Aquellas hipótesis exhumaron y revivieron uno de los más antiguos problemas filosóficos de la humanidad: la relación entre la materia y el espíritu, la consciencia. Hizo falta una buena dosis de coraje para, como hizo Du Haart por vez primera, dotar al océano de una conciencia. Aquel problema, calificado precipitadamente por los metodólogos como metafísico, latía en el fondo de casi todas las discusiones y disputas sobre el tema. ¿Es posible el pensamiento carente de consciencia? ¿Es posible calificar como pensamiento a los procesos que discurren en el seno de un océano? ¿Es una montaña una piedra de enormes dimensiones? ¿Es el planeta una montaña inmensa? Sin duda, podemos utilizar a nuestro antojo esta terminología, pero la nueva escala de magnitud introduce en escena nuevas regularidades y fenómenos nuevos.

Este problema se convirtió en la moderna cuadratura del círculo. Todo pensador que se preciase demostraba su independencia intentando aportar algo a la tesorería de la solarística; por tanto, se multiplicaban las teorías según las cuales el océano era el resultado de una degeneración, de un retroceso acaecido tras su fase de «esplendor intelectual»; también se decía que el océano era, en realidad, un tumor que, nacido en el seno de los habitantes primigenios del planeta, acabó devorándolos y los absorbió, fundiendo sus restos en un elemento extracelular, autorrejuvenecedor, eterno.
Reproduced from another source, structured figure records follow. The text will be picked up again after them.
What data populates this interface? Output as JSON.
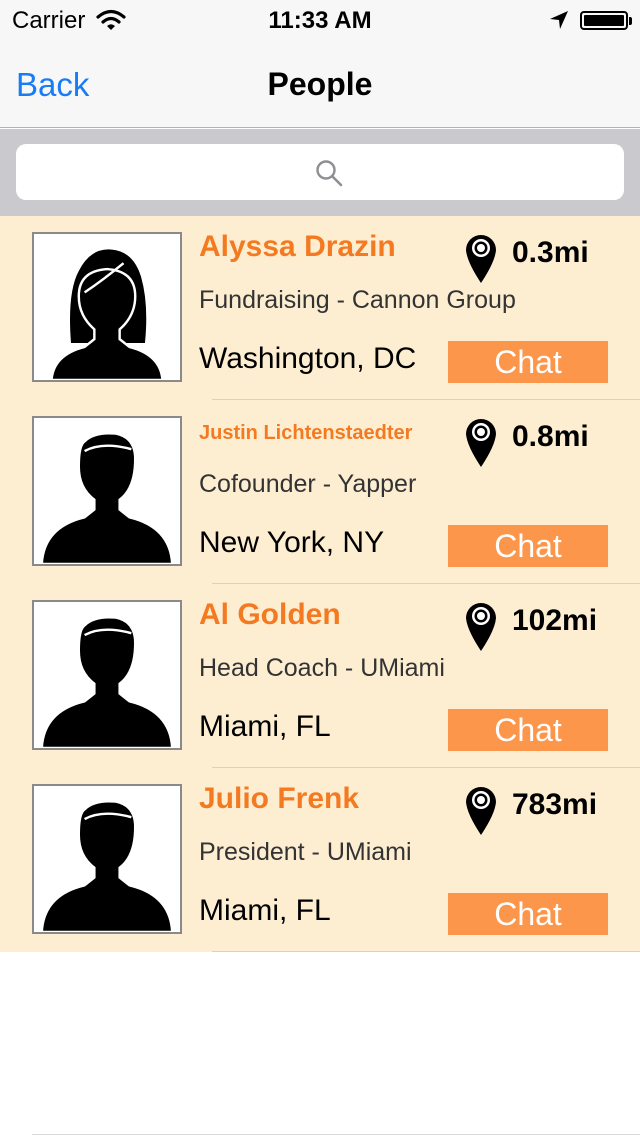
{
  "status_bar": {
    "carrier": "Carrier",
    "time": "11:33 AM"
  },
  "nav": {
    "back_label": "Back",
    "title": "People"
  },
  "search": {
    "icon": "search-icon"
  },
  "colors": {
    "row_bg": "#fdeed2",
    "accent": "#f47a21",
    "chat_button": "#fc964b",
    "back_link": "#1a7cf5"
  },
  "people": [
    {
      "name": "Alyssa Drazin",
      "role": "Fundraising - Cannon Group",
      "city": "Washington, DC",
      "distance": "0.3mi",
      "chat_label": "Chat",
      "avatar": "female-silhouette"
    },
    {
      "name": "Justin Lichtenstaedter",
      "role": "Cofounder - Yapper",
      "city": "New York, NY",
      "distance": "0.8mi",
      "chat_label": "Chat",
      "avatar": "male-silhouette"
    },
    {
      "name": "Al Golden",
      "role": "Head Coach - UMiami",
      "city": "Miami, FL",
      "distance": "102mi",
      "chat_label": "Chat",
      "avatar": "male-silhouette"
    },
    {
      "name": "Julio Frenk",
      "role": "President - UMiami",
      "city": "Miami, FL",
      "distance": "783mi",
      "chat_label": "Chat",
      "avatar": "male-silhouette"
    }
  ]
}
Bajo la blanca luz de los fluorescentes, similar a la luz terrestre, aparté de la mesa los instrumentos y los libros que la atestaban y, tras desplegar sobre el tablero el mapa del planeta Solaris, me dediqué a examinarlo mientras me apoyaba con los brazos sobre los listones de metal que lo bordeaban. El océano vivo poseía sus bajíos y sus simas, sus depresiones y sus islas, cubiertas con una fina capa de minerales erosionados. No en vano, una vez fueron su fondo; ¿o quizás también el océano controlaba la aparición y la ocultación de las formaciones rocosas sumergidas en su seno? Observaba los gigantescos hemisferios trazados sobre el mapa, coloreados en diferentes tonalidades de violeta y celeste, y entonces experimenté un asombro conmovedor, el mismo que me sobrevino de niño, en la escuela, cuando me enteré de la existencia de Solaris.

No sé de qué forma todo lo que me rodeaba, junto con el misterio de la muerte de Gibarian e incluso mi futuro incierto, dejó de tener importancia. Seguí allí, sin pensar en nada, absorto en la contemplación extasiada de aquel mapa capaz de aterrorizar a cualquier ser racional.

Sus diferentes capas llevaban el nombre de los investigadores que habían dedicado su vida entera a explorarlas. Mientras examinaba las aguas del mar de Thexall, que rodean los archipiélagos ecuatoriales, tuve la sensación de que alguien me estaba observando.

Seguí inclinado sobre el mapa, pero ahora ya no lo veía. Estaba totalmente paralizado. Justo enfrente de mí tenía la puerta, bloqueada por las cajas y por el pequeño armario. Es un autómata, pensé, aunque antes no había ninguno en la habitación ni parecía probable que hubiera podido entrar sin que yo me percatara. La piel de la nuca y de la espalda empezó a arderme. La sensación de una mirada pesada e inmóvil me resultaba insoportable. No me di cuenta de que, al esconder la cabeza entre los hombros, me apoyaba cada vez con mayor fuerza contra la mesa que, poco a poco, se deslizaba; ese movimiento, de alguna manera, me liberó. Me giré bruscamente.